A bill which would allow residents to acquire federally compliant and accepted identification has made its way through the Missouri House and was passed to the Senate last week.
House Bill 151, sponsored by State Rep. Kevin Corlew, R-Kansas City, would require the Missouri Department of Revenue to issue REAL ID compliant driver’s licenses.
Unless the applicant requests a license that is not compliant with the REAL ID Act of 2005.
The new IDs would be valid for state purposes and for official federal purposes outlined in the REAL ID Act and would be acceptable for boarding an airplane and allow access to military bases and federal facilities.
Although many lawmakers in Missouri have been resistant to adhering to the act for more than a decade, the inconvenience of not having federally recognized identification is outweighing privacy and states’ rights issues.
State Rep. Justin Alferman, R-Hermann, said he voted for the bill with one group in mind.
“I can’t look at our military families and not give them a chance to have a compliant ID,” he said. “As it stands now, this would give them a choice. The governor has been clear on what he wants.”

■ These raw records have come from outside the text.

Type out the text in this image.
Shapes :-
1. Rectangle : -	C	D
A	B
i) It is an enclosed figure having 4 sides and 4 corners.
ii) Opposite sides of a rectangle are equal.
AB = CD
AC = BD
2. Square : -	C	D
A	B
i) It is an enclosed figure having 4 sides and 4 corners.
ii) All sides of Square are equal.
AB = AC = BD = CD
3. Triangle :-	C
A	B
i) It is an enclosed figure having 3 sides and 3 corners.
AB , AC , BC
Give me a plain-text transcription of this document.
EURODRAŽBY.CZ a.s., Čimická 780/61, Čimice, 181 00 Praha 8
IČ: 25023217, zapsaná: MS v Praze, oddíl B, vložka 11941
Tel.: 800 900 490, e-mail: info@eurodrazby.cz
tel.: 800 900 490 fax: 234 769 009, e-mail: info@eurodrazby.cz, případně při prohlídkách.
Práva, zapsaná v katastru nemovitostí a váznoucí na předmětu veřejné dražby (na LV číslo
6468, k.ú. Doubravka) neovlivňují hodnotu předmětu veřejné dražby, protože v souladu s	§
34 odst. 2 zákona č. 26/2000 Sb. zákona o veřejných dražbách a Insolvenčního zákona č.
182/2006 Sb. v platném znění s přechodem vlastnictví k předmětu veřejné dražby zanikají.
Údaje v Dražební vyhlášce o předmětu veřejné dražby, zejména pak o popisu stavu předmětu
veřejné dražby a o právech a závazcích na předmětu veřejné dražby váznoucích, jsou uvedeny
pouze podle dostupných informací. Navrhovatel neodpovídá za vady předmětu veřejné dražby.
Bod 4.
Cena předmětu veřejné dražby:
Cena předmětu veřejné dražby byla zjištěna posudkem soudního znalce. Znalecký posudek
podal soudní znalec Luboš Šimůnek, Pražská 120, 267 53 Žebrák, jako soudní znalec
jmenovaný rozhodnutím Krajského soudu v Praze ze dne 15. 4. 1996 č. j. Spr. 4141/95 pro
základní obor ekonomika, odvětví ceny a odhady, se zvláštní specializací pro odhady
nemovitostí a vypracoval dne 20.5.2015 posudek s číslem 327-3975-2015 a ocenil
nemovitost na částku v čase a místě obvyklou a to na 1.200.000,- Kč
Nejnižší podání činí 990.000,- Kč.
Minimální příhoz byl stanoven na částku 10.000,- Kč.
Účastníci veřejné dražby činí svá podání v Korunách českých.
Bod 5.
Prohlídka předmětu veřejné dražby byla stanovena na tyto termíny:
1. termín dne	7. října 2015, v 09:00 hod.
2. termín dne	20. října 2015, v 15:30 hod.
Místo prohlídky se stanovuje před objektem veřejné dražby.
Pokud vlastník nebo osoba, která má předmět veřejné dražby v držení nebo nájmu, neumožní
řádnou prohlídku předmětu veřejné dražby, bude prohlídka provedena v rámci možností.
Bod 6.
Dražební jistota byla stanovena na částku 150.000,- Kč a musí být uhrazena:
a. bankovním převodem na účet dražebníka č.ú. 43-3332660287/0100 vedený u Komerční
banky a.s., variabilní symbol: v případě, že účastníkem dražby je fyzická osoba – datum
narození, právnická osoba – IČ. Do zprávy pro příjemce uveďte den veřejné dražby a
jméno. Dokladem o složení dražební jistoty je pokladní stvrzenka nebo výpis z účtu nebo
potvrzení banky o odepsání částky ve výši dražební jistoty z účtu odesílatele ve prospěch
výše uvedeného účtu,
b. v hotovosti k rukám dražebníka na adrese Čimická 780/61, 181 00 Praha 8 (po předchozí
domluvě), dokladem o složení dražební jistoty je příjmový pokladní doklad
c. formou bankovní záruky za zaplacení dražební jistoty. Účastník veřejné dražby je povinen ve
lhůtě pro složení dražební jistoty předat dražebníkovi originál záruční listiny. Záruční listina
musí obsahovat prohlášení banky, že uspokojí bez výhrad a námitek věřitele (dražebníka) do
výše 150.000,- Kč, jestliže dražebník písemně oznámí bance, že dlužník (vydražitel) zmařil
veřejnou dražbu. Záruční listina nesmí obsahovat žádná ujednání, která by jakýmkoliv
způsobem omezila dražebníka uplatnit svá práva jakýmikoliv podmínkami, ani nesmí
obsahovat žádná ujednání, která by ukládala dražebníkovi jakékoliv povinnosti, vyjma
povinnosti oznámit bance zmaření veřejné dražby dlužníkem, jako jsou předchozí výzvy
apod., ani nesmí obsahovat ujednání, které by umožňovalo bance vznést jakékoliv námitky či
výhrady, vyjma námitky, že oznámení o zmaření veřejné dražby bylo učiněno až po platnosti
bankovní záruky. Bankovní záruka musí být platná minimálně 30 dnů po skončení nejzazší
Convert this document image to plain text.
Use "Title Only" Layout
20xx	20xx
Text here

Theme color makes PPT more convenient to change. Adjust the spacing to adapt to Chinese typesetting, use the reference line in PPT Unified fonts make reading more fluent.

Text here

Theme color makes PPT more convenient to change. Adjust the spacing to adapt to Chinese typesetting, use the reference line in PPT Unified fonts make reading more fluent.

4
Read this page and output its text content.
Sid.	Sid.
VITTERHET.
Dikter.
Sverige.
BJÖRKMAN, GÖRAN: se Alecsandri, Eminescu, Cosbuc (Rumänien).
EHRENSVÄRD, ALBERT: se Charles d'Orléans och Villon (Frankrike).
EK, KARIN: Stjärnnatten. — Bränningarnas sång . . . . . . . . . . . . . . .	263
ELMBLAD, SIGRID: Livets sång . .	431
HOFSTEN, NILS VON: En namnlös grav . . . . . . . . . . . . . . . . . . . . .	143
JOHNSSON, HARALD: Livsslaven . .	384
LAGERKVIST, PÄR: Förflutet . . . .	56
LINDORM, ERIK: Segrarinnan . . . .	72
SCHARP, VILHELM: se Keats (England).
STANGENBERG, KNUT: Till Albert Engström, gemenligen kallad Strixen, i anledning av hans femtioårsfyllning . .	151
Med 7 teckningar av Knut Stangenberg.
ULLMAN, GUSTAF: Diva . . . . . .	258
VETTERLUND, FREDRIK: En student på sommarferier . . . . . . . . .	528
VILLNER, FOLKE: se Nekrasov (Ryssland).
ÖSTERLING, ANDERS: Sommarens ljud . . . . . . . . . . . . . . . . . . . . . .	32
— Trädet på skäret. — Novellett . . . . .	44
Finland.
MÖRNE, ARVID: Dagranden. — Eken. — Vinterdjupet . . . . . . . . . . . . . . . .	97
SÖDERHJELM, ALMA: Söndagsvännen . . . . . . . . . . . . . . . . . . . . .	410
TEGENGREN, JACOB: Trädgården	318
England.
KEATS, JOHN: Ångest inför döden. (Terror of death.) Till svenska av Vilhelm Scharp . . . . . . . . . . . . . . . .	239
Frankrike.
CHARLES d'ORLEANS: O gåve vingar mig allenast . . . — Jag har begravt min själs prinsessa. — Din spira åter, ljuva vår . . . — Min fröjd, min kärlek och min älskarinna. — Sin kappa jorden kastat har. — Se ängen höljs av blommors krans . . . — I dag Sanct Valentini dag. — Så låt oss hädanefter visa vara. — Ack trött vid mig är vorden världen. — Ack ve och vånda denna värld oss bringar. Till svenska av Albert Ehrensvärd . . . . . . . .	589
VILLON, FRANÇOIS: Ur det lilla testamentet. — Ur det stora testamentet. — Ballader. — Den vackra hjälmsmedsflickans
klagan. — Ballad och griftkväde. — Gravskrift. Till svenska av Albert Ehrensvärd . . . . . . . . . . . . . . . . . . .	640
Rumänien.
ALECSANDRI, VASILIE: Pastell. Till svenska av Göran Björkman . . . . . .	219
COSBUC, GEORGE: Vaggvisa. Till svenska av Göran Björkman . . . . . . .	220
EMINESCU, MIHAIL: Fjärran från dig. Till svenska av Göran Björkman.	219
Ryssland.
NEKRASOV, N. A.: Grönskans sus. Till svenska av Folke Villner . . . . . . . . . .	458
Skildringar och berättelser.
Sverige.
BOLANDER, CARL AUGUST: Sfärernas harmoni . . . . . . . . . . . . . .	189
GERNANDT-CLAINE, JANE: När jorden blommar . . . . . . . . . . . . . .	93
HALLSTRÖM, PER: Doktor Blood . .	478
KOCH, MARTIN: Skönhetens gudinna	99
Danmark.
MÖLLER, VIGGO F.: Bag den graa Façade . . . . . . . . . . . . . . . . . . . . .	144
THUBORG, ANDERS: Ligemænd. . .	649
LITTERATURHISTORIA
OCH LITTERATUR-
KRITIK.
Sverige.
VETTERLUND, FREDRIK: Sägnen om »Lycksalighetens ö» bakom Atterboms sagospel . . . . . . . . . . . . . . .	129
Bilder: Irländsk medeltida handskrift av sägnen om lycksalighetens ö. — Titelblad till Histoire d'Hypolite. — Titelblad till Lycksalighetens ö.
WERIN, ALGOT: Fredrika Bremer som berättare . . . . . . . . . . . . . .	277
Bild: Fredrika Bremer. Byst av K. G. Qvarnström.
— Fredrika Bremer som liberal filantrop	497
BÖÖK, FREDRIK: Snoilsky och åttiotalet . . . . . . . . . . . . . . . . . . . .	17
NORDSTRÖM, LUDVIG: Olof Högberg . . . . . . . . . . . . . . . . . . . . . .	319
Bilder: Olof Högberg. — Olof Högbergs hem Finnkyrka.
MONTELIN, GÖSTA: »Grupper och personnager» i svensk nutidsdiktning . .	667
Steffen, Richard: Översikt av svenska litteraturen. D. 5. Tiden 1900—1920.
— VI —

Alferman added he also had area vets in mind who are taking honor flights to Washington, D.C.
“I’m not about to say someone needs to spend a lot of money on a passport, when they can get an ID from the DMV for $7,” he said. “Without one, these guys won’t be able to get to D.C.”
Although REAL ID legislation has passed the House, there is no guarantee it will make it through the Senate and to Gov. Eric Greitens’ desk.
“We are moving about 20 bills each day,” Alferman said. “The Senate side is moving much slower.”
In his most recent Capital Report, Alferman said the end of the “Legislative Spring Break,” on March 24, also marks the end of the first half of session.
“At this point, if a bill hasn’t made it out of one chamber, the likelihood that bill passes is slim to none,” he said. “The exception to this rule of thumb is the budget, which will pass, as it is our only constitutional duty during session.”